«Aux environs de la Châtre, dit notre auteur, le peuple croit qu'une sorte de génie malfaisant (qu'il appelle le grand Bissêtre) préside aux événements qui ont lieu dans les années bissextiles. On dit que, lorsqu'une femme accouche dans l'année où le Bissêtre saute elle met immanquablement au monde une fille ou deux jumeaux, et reste sept ans sans avoir d'enfants.

«À Dijon, en ces sortes d'années,» dit la Monnoye, «le vulgaire pense que Bissêtre cor (court), et qu'ainsi on ne doit rien entreprendre d'important.»

«Bissêtre est donc un vieux mot dérivé de Bissexte, et était synonyme de malheur, infortune.

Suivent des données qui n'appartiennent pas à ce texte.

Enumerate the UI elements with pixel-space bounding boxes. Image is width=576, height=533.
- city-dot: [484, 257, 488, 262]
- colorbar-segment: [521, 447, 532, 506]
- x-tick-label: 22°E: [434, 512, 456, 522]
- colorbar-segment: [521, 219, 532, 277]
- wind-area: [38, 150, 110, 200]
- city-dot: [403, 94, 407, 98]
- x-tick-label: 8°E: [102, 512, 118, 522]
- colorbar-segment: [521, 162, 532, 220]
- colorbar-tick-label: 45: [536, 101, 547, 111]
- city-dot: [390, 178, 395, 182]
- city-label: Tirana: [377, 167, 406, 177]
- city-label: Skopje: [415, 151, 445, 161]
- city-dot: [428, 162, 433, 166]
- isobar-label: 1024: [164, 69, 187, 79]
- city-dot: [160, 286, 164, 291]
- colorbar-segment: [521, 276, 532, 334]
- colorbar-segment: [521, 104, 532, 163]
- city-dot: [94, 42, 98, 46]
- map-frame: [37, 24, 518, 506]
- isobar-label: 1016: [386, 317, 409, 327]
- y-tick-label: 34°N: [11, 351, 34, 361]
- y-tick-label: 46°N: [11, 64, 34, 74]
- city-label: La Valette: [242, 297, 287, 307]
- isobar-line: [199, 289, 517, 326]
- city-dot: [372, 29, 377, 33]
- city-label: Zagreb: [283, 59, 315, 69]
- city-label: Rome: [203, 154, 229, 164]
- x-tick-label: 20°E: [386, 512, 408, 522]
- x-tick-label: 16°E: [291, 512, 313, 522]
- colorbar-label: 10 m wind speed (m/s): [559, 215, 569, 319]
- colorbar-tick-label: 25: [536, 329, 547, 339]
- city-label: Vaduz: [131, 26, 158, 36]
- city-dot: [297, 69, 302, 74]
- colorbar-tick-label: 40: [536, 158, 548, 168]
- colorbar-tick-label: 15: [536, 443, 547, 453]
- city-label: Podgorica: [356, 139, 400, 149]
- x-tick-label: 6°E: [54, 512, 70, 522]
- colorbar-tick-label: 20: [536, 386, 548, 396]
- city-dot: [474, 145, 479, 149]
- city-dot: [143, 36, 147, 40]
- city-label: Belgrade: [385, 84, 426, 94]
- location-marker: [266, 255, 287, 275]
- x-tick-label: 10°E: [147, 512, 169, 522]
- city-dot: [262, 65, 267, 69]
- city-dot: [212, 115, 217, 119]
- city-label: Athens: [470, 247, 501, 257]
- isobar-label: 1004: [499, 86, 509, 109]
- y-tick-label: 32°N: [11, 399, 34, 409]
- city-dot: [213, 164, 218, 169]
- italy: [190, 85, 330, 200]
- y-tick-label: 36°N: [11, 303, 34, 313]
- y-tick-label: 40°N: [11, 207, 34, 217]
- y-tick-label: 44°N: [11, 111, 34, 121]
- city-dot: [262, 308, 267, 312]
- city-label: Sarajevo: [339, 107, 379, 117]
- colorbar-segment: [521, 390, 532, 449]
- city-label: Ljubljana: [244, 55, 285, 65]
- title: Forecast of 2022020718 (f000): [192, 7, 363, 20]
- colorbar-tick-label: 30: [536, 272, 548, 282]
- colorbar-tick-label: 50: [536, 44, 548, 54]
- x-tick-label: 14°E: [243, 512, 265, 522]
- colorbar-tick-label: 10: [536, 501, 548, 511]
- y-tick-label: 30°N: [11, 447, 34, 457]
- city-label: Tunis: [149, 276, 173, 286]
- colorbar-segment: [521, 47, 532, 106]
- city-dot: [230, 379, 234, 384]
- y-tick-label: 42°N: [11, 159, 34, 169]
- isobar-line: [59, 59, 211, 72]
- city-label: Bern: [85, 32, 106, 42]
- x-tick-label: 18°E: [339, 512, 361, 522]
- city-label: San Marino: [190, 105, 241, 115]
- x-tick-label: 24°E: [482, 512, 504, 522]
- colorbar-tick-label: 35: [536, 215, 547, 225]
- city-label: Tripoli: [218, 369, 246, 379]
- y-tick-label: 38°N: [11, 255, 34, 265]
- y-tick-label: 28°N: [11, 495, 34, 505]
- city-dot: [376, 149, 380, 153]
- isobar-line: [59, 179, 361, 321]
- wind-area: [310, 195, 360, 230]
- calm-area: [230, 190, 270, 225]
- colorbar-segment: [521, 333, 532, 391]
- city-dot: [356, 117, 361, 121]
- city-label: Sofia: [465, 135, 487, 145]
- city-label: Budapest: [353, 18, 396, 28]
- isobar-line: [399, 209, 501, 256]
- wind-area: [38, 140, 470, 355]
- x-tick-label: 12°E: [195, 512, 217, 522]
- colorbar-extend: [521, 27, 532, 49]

«Pour ce que Bissextre eschiet,
L'an en sera tout desbauchiet.»

(Molinet.—Le Calendrier.)

«Cette année était bissextile, et le Bissexte tomba de fait sur les traîtres.» (Orderic Vital, lib. XIII.)

«La mauvaise influence de l'année bissextile était proverbiale au moyen âge. Cette superstition remonte aux Romains.—Voyez Macrobe.» (Génin, Lexique comparé.)

«Bissêtre signifie aussi, dans notre patois, enfant vif et turbulent, enfant terrible.»

Dans certaines campagnes, le Bissêtre, et c'est ce qui nous avait empêché de songer à l'année bissextile, n'est pas obligé de courir à certaines époques. Il court les champs, les étangs, les marécages, d'où il fait sortir les pestilences et mauvaises fièvres.

La poule noire est consacrée, dans presque toute la France, aux incantations nocturnes. Chez nous, la manière dont M. Laisnel de la Salle raconte son emploi est à peu près identique dans toute la vallée Noire.